Supercomputer targets cellulose bottleneck

Scientists are using 'virtual molecules' modelled on a supercomputer to investigate how enzymes break down cellulose, with the aim of speeding up the process.

Producing ethanol from cellulose is slow and expensive, the central bottleneck being the sluggish rate at which the cellulose enzyme complex breaks down tightly bound cellulose into sugars.

To help unlock the cellulose bottleneck, a team of scientists has conducted molecular simulations at the San Diego Supercomputer Centre (SDSC), based at UC San Diego. By using ‘virtual molecules,’ they have discovered key steps in the intricate dance in which the enzyme acts as a molecular machine. They attach to bundles of cellulose, pull up a single strand of sugar, and put it onto a molecular ‘conveyor belt’ where it is chopped into smaller sugar pieces.

In their simulations, the scientists found that initially the binding part of the enzyme moves freely and randomly across the cellulose surface, searching for a broken cellulose chain. When it encounters an available chain, the cellulose itself seems to prompt a change in the shape of the enzyme complex so that it can straddle the broken end of the cellulose chain. This gives the enzyme a crucial foothold to begin the process of digesting or ‘unzipping’ the cellulose into sugar molecules.

In real life the process occurs far too quickly to evaluate visually, but by using the supercomputer simulations to break the events into a step-by-step process, the scientists can see the precise details of the role of velocity, trajectory, movement, and arm angle. To undertake the large-scale simulations, the researchers used the CHARMM (Chemistry at HARvard Molecular Mechanics) suite of modelling software.

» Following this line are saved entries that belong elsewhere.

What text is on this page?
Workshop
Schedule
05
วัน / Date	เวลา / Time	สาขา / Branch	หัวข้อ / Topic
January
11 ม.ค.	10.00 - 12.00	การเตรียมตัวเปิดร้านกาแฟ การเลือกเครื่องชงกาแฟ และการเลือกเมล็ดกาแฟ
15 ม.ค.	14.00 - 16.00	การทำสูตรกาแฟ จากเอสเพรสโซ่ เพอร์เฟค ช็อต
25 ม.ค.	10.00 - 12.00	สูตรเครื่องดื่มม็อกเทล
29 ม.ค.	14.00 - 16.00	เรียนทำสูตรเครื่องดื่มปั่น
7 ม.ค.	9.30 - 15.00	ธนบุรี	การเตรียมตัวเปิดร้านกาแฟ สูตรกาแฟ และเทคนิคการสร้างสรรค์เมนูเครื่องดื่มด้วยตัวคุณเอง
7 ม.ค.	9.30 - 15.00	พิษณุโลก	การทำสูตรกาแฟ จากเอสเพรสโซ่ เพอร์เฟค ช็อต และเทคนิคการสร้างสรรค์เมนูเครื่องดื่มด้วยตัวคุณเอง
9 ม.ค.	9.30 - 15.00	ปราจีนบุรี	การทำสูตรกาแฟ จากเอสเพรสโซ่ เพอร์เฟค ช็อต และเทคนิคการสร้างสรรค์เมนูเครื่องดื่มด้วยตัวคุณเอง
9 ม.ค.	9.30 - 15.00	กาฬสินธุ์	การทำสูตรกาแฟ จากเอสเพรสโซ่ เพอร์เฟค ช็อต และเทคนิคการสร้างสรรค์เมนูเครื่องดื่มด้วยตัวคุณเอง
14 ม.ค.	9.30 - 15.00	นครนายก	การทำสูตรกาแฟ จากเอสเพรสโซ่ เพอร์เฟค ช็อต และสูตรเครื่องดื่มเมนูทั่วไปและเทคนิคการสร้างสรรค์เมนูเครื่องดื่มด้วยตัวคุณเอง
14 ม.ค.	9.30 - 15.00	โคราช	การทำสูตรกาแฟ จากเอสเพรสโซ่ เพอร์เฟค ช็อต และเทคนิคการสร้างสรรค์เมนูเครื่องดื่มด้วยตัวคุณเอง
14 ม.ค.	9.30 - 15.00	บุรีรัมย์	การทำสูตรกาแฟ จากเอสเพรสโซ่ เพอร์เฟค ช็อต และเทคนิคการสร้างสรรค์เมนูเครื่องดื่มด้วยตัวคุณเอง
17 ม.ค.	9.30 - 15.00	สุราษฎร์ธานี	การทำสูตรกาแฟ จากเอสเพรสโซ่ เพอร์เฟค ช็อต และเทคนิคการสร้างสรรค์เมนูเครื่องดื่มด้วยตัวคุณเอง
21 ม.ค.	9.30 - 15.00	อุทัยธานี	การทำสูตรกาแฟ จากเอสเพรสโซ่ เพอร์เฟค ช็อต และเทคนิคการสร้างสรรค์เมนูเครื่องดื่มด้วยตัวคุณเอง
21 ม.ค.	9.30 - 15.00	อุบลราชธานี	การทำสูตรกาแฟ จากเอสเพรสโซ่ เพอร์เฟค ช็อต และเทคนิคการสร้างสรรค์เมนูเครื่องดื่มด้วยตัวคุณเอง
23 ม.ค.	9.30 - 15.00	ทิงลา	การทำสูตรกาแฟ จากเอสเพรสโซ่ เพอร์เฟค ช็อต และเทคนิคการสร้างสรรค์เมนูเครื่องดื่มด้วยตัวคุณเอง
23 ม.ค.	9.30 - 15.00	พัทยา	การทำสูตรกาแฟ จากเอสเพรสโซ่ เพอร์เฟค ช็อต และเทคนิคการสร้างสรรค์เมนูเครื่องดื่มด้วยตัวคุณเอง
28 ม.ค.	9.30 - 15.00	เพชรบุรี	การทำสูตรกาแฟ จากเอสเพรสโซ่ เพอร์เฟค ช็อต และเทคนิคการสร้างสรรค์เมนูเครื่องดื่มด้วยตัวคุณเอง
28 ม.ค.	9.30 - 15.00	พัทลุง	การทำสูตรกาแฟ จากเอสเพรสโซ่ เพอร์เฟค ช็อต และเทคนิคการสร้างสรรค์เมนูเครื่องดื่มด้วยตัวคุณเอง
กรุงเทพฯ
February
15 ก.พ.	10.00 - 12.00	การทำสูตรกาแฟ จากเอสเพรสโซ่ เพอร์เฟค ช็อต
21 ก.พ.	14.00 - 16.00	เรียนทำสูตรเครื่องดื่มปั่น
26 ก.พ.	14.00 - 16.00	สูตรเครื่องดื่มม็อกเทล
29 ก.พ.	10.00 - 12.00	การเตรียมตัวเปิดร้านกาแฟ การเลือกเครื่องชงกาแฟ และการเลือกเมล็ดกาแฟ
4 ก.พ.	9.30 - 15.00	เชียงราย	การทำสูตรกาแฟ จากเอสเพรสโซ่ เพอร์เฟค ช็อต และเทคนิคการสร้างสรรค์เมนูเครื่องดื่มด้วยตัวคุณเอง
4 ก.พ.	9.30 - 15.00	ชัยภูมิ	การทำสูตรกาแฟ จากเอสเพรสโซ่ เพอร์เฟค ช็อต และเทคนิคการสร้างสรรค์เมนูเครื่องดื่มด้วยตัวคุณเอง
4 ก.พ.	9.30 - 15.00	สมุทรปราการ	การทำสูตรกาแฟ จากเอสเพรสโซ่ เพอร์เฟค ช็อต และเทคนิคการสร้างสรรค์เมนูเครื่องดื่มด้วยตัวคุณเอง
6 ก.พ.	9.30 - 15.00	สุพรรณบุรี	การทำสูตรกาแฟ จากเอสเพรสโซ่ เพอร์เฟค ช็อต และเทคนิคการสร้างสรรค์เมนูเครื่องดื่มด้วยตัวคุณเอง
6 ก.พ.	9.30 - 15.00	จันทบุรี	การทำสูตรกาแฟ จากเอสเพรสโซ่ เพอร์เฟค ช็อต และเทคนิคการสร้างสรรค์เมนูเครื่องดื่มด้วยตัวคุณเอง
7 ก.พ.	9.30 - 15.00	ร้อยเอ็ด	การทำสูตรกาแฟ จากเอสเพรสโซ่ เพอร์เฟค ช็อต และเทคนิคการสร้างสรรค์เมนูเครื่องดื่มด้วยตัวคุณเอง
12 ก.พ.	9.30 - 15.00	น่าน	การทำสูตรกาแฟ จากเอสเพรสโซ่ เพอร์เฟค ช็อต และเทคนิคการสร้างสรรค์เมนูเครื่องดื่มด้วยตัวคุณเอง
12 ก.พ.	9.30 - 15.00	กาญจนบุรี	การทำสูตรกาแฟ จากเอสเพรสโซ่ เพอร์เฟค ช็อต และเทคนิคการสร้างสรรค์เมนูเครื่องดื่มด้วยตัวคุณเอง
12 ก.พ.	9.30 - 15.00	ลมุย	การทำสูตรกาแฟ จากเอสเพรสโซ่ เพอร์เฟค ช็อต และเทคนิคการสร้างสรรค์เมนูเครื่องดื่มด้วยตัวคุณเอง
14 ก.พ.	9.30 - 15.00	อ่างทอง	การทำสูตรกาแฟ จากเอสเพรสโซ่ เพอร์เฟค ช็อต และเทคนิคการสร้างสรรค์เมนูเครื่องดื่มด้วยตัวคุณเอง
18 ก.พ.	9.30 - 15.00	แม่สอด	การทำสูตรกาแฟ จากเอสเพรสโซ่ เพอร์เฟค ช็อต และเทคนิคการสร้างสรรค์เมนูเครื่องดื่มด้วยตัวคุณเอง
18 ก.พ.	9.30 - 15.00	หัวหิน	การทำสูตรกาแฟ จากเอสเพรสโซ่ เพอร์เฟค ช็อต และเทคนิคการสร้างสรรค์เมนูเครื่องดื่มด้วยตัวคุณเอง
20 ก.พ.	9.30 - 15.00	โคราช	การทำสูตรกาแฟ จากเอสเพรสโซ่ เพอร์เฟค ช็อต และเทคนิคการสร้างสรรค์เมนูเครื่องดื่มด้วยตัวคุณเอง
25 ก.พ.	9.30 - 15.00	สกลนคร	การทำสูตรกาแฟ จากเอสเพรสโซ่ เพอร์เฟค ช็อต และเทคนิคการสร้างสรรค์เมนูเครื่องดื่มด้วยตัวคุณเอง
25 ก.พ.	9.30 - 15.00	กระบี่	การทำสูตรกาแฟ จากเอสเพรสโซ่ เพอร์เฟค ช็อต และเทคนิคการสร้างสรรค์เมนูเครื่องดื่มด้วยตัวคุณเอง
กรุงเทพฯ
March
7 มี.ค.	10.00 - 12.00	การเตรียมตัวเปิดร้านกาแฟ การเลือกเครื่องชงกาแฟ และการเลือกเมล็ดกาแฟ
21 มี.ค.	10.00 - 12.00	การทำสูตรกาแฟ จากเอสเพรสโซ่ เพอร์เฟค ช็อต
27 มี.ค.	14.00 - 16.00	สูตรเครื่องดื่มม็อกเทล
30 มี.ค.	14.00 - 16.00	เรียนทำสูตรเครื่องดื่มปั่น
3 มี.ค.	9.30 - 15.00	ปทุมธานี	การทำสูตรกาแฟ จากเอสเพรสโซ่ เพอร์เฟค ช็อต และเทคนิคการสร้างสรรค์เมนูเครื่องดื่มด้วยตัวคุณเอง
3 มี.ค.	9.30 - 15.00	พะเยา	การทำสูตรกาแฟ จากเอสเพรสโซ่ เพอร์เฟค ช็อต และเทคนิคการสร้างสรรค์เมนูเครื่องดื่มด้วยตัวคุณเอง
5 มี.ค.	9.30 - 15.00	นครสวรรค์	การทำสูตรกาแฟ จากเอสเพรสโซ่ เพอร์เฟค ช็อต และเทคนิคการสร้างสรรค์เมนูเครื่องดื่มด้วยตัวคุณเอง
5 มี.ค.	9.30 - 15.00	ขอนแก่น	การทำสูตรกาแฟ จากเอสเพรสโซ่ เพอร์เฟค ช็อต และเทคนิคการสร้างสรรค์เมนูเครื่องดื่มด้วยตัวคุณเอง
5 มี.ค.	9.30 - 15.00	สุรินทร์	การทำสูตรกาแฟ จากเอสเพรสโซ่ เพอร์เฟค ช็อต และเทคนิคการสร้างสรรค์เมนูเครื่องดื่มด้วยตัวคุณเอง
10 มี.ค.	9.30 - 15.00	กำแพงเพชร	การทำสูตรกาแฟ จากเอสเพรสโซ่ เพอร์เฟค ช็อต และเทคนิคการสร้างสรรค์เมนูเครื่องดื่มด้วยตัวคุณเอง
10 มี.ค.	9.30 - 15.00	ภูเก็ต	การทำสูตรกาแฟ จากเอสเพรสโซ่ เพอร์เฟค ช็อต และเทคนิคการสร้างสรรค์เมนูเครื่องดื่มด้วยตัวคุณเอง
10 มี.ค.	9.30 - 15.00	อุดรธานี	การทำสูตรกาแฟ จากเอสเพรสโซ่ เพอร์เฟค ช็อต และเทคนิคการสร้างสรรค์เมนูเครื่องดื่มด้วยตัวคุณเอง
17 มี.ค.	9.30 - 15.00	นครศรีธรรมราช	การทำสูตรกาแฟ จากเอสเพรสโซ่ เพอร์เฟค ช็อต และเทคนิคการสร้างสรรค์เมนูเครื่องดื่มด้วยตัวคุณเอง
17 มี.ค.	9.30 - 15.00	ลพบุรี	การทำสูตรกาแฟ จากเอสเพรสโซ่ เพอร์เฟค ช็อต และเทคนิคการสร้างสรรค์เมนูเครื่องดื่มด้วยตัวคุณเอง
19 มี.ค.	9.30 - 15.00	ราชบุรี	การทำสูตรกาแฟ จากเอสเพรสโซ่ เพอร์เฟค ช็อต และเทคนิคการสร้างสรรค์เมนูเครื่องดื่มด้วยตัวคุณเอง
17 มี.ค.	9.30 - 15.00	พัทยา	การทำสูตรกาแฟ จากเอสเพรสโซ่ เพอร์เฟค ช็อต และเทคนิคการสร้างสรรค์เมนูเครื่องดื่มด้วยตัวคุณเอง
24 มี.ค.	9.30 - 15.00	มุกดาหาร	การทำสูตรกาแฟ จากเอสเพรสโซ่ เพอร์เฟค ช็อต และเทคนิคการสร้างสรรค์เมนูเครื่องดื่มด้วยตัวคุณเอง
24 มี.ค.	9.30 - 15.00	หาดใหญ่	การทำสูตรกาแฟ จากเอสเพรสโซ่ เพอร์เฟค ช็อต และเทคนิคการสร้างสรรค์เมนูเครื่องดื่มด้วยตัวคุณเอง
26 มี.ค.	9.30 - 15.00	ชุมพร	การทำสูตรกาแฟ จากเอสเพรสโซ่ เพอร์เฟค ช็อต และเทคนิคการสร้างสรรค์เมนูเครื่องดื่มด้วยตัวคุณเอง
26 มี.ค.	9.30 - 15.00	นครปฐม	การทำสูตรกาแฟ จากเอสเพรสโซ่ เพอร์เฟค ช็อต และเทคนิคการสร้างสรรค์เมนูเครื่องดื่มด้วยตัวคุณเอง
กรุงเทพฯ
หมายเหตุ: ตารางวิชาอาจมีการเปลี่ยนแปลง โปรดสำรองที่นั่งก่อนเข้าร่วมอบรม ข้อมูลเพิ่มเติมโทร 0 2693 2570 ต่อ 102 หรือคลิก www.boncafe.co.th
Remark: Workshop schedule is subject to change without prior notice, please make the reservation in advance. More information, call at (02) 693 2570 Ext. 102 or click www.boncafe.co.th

According to the researchers, an accurate understanding of the key molecular events required the simulations to run for some six million time steps over 12 nanoseconds in order to capture enough of the motion and shape changes of the enzyme as it interacted with the cellulose surface.

This is an extremely long time in molecular terms, and the computation-hungry simulations ran for some 80,000 processor-hours running on SDSC’s DataStar supercomputer.